With that bankruptcy case still ongoing, involving the “old,” Jumio, the new Centana-owned Jumio now needs capital to ensure growth. The fresh $15 million influx comes from Centana itself and new investor Millennium Technology Value Partners, with the funds lined up to “aggressively accelerate product development, sales and international expansion,” the company revealed in a press release.
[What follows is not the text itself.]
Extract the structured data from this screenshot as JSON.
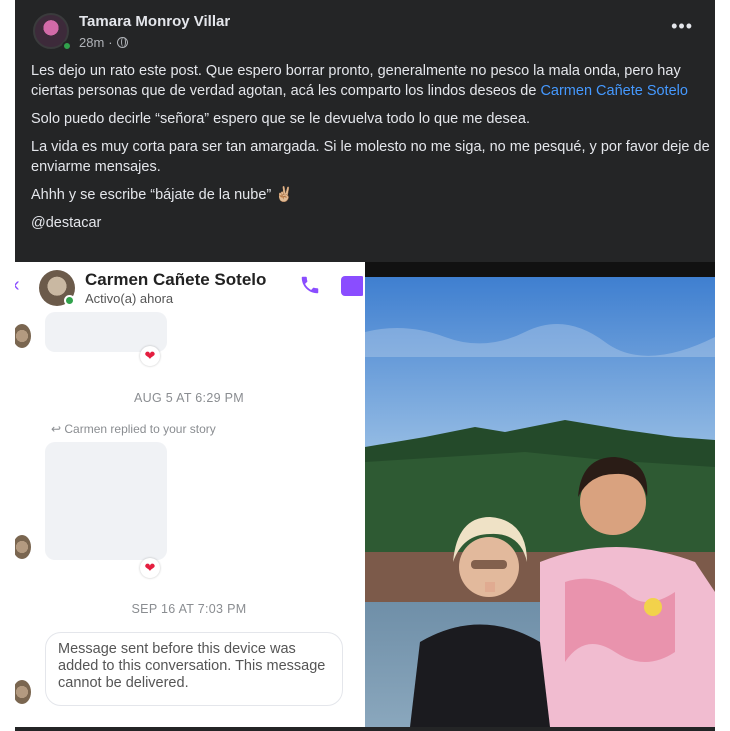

“As an industry, we’re just scratching the surface on what ID verification will become,” added Stuut. “Companies are looking for higher levels of guidance on new and emerging processes to manage their online and mobile business, including ID verification and ID proofing that combine one or two government-issued IDs, with live photo and facial recognition, along with inferred data. With our large customer base, the added support of Millennium Value Technology Partners fully funds our business and enable us execute our vision even more rapidly and broadly — and provide the business solutions necessary to help combat the growing threat of fraud.”

Despite the bankruptcy hanging over its carcass incarnation, Jumio says it garnered “record results” in Q2 2016, with a two-thirds growth in recurring revenue year-on-year (YoY).

In the wake of its investment, Max Chee, managing partner at Millennium Technology Value Partners, will join Jumio’s board. “We believe the company will continue to see impressive growth fueled by the market’s demand for secure business transactions that address a growing mobile world, and increasing regulatory requirements,” said Chee.